Qual a diferença entre impunidade e imputabilidade penal?

Profº Ivan Luís: Imputável é aquele que pratica um fato típico e ilícito e, além disso, por ser maior de 18 anos (critério biológico) e mentalmente são (critério psicológico) entende o caráter ilícito de sua conduta e consegue se portar de acordo com esse entendimento. Quem pratica um fato típico e ilícito e é imputável, merece sofrer um juízo de reprovação por parte do Estado.

A impunidade está atrelada à noção de violação da lei sem qualquer responsabilidade decorrente dessa situação. A pessoa desrespeita regras previamente impostas (sejam sociais, políticas, econômicas, de etiqueta ou jurídicas) e não sofre qualquer sanção. Diz-se que ficou impune.


Amarrar conceitos de imputabilidade com impunidade demonstra desconhecimento por parte de quem o faz, porque mesmo os inimputáveis sofrem coação do Estado, seja com a aplicação de medidas socioeducativas, seja com a aplicação de medidas de segurança.

O senhor concorda com a ideia de que menores infratores são mais vítimas do que vilões, justamente por estarem inseridos em um ambiente marcado por violência?

Profº Ivan Luís: Colar adesivos com as palavras mocinho ou bandido em pessoas não é um bom caminho.

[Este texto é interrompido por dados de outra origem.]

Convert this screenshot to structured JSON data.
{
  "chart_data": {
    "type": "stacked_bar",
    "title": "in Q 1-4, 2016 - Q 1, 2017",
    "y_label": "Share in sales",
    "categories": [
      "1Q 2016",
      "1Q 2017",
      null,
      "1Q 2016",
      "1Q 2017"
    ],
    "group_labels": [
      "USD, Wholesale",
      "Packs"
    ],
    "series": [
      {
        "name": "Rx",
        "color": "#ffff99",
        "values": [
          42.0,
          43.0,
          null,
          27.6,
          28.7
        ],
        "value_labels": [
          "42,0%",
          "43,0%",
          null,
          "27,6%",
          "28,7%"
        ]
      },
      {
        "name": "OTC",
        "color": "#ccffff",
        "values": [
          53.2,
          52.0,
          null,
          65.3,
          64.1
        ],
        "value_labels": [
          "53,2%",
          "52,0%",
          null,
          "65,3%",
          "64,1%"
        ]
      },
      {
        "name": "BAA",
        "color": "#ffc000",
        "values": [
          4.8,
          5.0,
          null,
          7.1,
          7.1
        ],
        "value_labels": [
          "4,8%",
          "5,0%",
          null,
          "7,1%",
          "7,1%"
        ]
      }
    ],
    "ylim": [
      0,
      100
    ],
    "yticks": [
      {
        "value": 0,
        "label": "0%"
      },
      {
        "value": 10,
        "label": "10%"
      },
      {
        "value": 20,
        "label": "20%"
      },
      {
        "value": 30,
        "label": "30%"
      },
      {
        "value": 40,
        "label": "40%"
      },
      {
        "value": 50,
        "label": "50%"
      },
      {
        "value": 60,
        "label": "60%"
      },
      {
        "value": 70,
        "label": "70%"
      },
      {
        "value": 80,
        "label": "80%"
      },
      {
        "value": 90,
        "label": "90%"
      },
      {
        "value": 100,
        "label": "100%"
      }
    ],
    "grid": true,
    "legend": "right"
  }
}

Rotular pessoas pode nos passar uma falsa sensação de segurança. Aquele é bandido – aquele é de confiança, etc. Temos exemplos diários de arautos da moralidade sendo descobertos como grandes vilões da sociedade, e vice-versa. Quantas pessoas injustiçadas já foram soltas com o pagamento de indenização pelo Estado? Quantos culpados sequer entraram no sistema? Justamente para evitar o estigma social superficial e afobado, desenvolveu-se o devido processo legal, que tem como um de seus pilares a presunção de não-culpabilidade.

Assim, crianças e adolescentes sem família, sem remédio, sem casa com água encanada, sem esgoto, comendo e revirando nosso lixo são sim vítimas de um Estado injusto e desigual. Entretanto, nem todo excluído social é criminoso. Da mesma forma, políticos, banqueiros e comedores de caviar desviam bilhões de reais dos cofres públicos e, com isso, ajudam a manter os excluídos cada vez mais excluídos, concentrando riqueza de forma espúria e criminosa. Qual deles merece ser colocado na cadeia? Todos somos vítimas de nosso egoísmo. Todos nós somos protagonistas do status quo. Por isso sou contra rotular pessoas, sejam elas adolescentes ou não e sou contra a redução da maioridade penal pela sua total ausência de utilidade e graves consequências sociais que virão em curto prazo.



Ivan Luís Marques é Mestre em Direito Penal pela Faculdade de Direito da USP, Especialista em Direito Penal Econômico pela Faculdade de Direito da Universidade de Coimbra – FDUC, Professor de Direito Penal, Direito Processual Penal e Prática Penal na Faculdade de Direito da Universidade Presbiteriana Mackenzie, nos cursos de pós-graduação da UniFMU e da Escola Paulista de Direito – EPD, Professor de Direito Penal no Curso Preparatório IOB Concursos Marcato, autor de diversos livro e artigos jurídicos e advogado criminalista.